The assailants in many of these cases are abusing alcohol, something 50% of all college students admit to doing. And this isn’t just consuming alcohol, which 80% of college students do, but is instead is a term called binge drinking in which students outdrink their bodies’ ability to process the alcohol. The effects of alcohol are more than just impaired decision making, but also difficulties with sleeping, mental health, grades, and relationships.
The research on new college students clearly demonstrates the increase in alcohol and drug use in addition to the number of sexual partners. This latter issue results in a rise in sexually-transmitted diseases in college. And in just the past few years the numbers of STD cases at college campuses have been rapidly increasing.
Interestingly, after freshman year, many students realize that the large, alcohol-fueled parties are not a great way to build honest and supportive friendships. Sophomores commonly say that after attending the parties freshmen year they realize that they will be much more successful academically and socially in more controlled social settings.
These are just three of the reasons why it can be a good idea to defer college for a year after high school. The reality is that the social pressure to go straight to college is simply too strong for most families to resist. Many students and parents don’t even realize they have a choice.

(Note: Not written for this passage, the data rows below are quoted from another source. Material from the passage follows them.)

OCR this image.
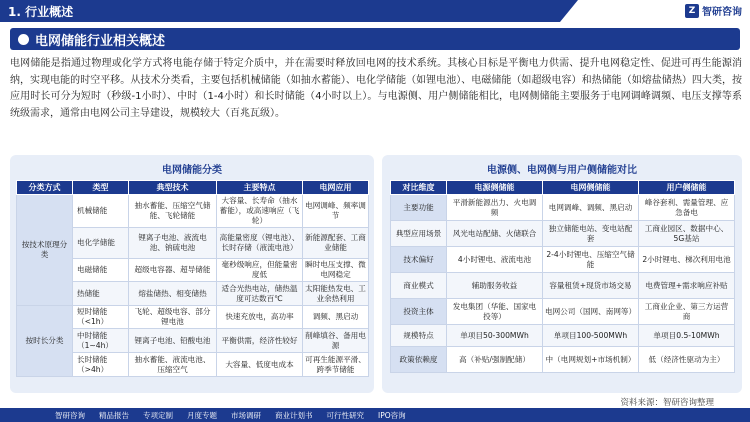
1. 行业概述	Z 智研咨询
电网储能行业相关概述

电网储能是指通过物理或化学方式将电能存储于特定介质中，并在需要时释放回电网的技术系统。其核心目标是平衡电力供需、提升电网稳定性、促进可再生能源消纳，实现电能的时空平移。从技术分类看，主要包括机械储能（如抽水蓄能）、电化学储能（如锂电池）、电磁储能（如超级电容）和热储能（如熔盐储热）四大类，按应用时长可分为短时（秒级-1小时）、中时（1-4小时）和长时储能（4小时以上）。与电源侧、用户侧储能相比，电网侧储能主要服务于电网调峰调频、电压支撑等系统级需求，通常由电网公司主导建设，规模较大（百兆瓦级）。

电网储能分类	电源侧、电网侧与用户侧储能对比
分类方式	类型	典型技术	主要特点	电网应用
按技术原理分类	机械储能	抽水蓄能、压缩空气储能、飞轮储能	大容量、长寿命（抽水蓄能），或高速响应（飞轮）	电网调峰、频率调节
	电化学储能	锂离子电池、液流电池、钠硫电池	高能量密度（锂电池）、长时存储（液流电池）	新能源配套、工商业储能
	电磁储能	超级电容器、超导储能	毫秒级响应，但能量密度低	瞬时电压支撑、微电网稳定
	热储能	熔盐储热、相变储热	适合光热电站，储热温度可达数百℃	太阳能热发电、工业余热利用
按时长分类	短时储能（<1h）	飞轮、超级电容、部分锂电池	快速充放电，高功率	调频、黑启动
	中时储能（1~4h）	锂离子电池、铅酸电池	平衡供需，经济性较好	削峰填谷、备用电源
	长时储能（>4h）	抽水蓄能、液流电池、压缩空气	大容量、低度电成本	可再生能源平滑、跨季节储能
对比维度	电源侧储能	电网侧储能	用户侧储能
主要功能	平滑新能源出力、火电调频	电网调峰、调频、黑启动	峰谷套利、需量管理、应急备电
典型应用场景	风光电站配储、火储联合	独立储能电站、变电站配套	工商业园区、数据中心、5G基站
技术偏好	4小时锂电、液流电池	2-4小时锂电、压缩空气储能	2小时锂电、梯次利用电池
商业模式	辅助服务收益	容量租赁+现货市场交易	电费管理+需求响应补贴
投资主体	发电集团（华能、国家电投等）	电网公司（国网、南网等）	工商业企业、第三方运营商
规模特点	单项目50-300MWh	单项目100-500MWh	单项目0.5-10MWh
政策依赖度	高（补贴/强制配储）	中（电网规划+市场机制）	低（经济性驱动为主）
资料来源：智研咨询整理
智研咨询 精品报告 专项定制 月度专题 市场调研 商业计划书 可行性研究 IPO咨询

To fight this cultural expectation and open your mind to alternatives, let me share one more example. Can you imagine a high school senior dating an eighth grader? The eighth grader is so different in terms of mental, emotional, and physical development and it seems inappropriate. But what if a 28 year old asks out a 24 year old? Do you have a similar reaction? Usually not and why not? The differences when we are older are not as important.
In fact, by giving an emerging adult another year to clarify their future, learn to take care of themselves, and avoid some stupid mistakes, they may actually have a step up on their college peers. They may be a year older, but that age difference will soon become irrelevant and instead allow a much wiser and prepared young adult to make the most of their college experience.